Finding candor in prayer

The news events of the last week and a half rush by in noisy current. There is the jabber of the politicians -- some of it important -- sex and the generals, the looming fiscal cliff, and now the dreadful bombardment of Gaza. I have followed these stories and more with varying attention, sometimes composing commentaries in my head about their outlandish doings.

But Friday morning, I thought of a more subtle astonishment -- a prayer I discovered in "A Circuitous Journey," the slim memoir of Br. James Curran, founder of the Little Brothers of St. Francis. The small contemplative community lives a radical poverty in one of Boston's poorest neighborhoods, offering a ministry of presence to the city's homeless. Their rigorous charism has attracted many men over the years, but few have stayed. During the community's darker moments, Curran would pray this prayer, which has been credited to Therese of Lisieux.

Prayer of Marie Noel

My God, I do not love you, I do not even desire it. I am weary of you. Perhaps I do not believe in you. But look on me in passing. Hide yourself for a moment in my soul, put it in order by a breath, without my knowing it, without saying a word of it to me. If you want me to believe in you, give me faith. If you want me to love you, give me love. I do not have any and I can do nothing for it. I give you what I have: my weakness, my sorrow, and that tenderness which torments and that you see so well, and that despair, and that crazy shame, my pain, nothing but my pain, and my hope! It is everything" (From My Vocation is Love by Jean LaFrance).
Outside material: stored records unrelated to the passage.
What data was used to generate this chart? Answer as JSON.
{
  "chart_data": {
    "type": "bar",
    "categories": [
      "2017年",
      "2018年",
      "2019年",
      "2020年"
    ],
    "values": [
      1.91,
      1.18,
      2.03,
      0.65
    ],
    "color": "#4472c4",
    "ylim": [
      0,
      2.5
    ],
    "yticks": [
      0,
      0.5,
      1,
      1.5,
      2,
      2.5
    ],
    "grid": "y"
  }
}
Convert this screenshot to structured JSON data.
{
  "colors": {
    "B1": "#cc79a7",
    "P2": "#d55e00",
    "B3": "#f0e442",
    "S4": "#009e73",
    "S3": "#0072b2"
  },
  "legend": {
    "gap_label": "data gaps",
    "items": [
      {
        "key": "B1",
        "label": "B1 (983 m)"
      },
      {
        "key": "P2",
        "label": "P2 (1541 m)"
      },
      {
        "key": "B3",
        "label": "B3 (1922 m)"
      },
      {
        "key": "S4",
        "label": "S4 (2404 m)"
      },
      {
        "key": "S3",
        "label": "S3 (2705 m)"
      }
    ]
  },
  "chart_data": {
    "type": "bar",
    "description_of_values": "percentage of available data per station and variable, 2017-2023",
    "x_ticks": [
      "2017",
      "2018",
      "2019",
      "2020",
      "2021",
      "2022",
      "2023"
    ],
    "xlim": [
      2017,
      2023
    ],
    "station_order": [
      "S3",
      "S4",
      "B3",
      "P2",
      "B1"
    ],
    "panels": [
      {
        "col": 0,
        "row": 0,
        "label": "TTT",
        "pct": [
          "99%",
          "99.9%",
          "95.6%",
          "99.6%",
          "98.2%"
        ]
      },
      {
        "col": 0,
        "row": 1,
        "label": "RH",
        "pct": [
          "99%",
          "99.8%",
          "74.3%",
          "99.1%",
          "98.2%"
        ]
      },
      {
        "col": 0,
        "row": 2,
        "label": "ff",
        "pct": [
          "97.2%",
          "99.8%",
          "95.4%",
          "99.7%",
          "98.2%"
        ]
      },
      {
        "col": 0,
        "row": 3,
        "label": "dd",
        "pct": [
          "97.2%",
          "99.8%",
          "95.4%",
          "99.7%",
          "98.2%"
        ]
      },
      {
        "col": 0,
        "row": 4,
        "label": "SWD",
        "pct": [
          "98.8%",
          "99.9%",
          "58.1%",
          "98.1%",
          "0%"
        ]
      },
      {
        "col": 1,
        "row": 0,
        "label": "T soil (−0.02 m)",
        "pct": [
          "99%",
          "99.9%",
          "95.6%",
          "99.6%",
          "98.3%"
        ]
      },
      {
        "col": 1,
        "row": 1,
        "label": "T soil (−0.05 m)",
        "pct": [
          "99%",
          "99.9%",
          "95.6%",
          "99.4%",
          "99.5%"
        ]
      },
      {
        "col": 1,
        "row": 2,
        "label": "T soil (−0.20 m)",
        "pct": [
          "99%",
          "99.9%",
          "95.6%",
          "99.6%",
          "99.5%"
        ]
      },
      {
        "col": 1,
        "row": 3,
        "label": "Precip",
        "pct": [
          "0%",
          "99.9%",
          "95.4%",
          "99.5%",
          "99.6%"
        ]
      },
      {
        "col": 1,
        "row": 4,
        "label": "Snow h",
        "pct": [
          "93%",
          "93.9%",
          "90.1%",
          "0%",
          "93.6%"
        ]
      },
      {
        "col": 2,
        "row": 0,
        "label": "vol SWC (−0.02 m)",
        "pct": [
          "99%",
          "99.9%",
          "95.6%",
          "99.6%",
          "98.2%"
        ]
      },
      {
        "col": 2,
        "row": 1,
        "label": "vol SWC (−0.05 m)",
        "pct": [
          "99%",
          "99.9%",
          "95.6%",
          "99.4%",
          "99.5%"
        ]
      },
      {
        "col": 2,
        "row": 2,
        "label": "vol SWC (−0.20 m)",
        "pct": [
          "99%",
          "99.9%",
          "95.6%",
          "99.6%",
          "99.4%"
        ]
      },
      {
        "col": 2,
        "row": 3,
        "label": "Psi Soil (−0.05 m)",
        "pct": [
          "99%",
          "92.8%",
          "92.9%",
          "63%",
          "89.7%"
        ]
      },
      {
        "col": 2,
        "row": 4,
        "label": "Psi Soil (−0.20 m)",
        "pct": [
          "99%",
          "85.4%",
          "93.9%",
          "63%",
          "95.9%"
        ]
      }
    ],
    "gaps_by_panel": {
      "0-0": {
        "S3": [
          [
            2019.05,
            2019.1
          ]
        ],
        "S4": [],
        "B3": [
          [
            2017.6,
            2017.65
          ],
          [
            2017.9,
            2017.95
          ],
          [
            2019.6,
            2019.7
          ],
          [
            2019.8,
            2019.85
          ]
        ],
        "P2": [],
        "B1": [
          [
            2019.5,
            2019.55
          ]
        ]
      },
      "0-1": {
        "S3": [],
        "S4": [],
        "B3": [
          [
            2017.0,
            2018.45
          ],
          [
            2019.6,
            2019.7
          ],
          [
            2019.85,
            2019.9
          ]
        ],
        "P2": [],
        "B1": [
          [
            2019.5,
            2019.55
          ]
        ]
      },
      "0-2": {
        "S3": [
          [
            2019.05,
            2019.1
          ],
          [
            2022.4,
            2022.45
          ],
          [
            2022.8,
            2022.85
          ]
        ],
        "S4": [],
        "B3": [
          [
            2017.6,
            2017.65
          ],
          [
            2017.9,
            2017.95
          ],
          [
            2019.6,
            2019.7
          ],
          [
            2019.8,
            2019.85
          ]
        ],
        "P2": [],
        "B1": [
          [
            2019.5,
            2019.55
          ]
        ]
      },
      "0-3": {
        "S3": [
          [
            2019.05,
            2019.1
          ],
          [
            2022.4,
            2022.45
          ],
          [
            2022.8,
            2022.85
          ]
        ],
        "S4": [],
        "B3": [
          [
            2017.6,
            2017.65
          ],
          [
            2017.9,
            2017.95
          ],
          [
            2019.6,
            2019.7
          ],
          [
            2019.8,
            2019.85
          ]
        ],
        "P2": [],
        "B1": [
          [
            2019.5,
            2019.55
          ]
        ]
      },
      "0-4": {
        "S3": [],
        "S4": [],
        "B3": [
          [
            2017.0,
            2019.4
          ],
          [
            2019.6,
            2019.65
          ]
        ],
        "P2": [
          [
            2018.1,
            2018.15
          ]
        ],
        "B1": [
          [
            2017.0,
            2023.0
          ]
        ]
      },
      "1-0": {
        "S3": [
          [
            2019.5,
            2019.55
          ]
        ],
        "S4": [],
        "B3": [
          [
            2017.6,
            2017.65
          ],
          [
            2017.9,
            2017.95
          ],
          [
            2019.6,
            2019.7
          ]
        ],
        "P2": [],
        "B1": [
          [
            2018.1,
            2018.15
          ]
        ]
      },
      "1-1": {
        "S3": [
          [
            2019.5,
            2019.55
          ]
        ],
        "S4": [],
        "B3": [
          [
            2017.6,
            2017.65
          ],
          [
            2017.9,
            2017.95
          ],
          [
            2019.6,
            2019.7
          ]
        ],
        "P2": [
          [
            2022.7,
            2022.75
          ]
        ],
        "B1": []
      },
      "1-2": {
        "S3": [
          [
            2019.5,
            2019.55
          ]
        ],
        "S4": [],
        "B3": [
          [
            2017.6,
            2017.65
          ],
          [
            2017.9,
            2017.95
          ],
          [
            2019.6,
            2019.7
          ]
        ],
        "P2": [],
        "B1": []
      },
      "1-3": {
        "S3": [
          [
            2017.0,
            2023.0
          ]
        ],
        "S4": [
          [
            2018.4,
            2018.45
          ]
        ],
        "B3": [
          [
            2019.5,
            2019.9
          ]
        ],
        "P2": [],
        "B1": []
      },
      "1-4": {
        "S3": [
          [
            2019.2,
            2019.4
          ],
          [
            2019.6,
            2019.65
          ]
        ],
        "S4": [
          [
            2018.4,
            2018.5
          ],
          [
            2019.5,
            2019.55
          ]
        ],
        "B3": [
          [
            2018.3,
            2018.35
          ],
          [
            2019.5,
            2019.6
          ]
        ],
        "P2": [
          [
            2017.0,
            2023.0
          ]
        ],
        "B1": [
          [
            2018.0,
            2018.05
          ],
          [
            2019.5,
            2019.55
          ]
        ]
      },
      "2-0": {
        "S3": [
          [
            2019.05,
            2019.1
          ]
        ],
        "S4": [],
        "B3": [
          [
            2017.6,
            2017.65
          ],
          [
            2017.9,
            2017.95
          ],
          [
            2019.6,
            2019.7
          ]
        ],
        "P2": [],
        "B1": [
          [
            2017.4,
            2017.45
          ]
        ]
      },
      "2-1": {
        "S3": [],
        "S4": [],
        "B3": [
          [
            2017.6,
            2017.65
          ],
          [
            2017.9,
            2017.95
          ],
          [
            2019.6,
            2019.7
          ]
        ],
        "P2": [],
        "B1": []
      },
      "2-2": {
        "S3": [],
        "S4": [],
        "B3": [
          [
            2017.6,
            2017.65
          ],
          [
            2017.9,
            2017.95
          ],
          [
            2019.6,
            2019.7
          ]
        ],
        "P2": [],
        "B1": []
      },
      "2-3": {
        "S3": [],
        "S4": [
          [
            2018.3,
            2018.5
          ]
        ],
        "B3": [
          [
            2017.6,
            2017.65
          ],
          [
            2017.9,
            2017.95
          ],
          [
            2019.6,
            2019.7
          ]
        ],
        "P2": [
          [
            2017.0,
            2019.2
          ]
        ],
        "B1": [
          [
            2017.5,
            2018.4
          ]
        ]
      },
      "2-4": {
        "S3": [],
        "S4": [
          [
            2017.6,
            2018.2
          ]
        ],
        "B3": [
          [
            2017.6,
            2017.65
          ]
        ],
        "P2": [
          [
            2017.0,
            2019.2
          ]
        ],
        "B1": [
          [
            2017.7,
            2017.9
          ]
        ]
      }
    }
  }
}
There have been many times in my life when a beautiful scene, song or exquisitely truthful poem cuts through the buzz of the moment and startles me into a new perspective. This prayer did that for me. I love its candor, its attitude of desire and trust, which, like a lovers' exchange, words only partially express. Amid the noise of the day, the whispered giving of oneself to a God who accepts all and holds back nothing.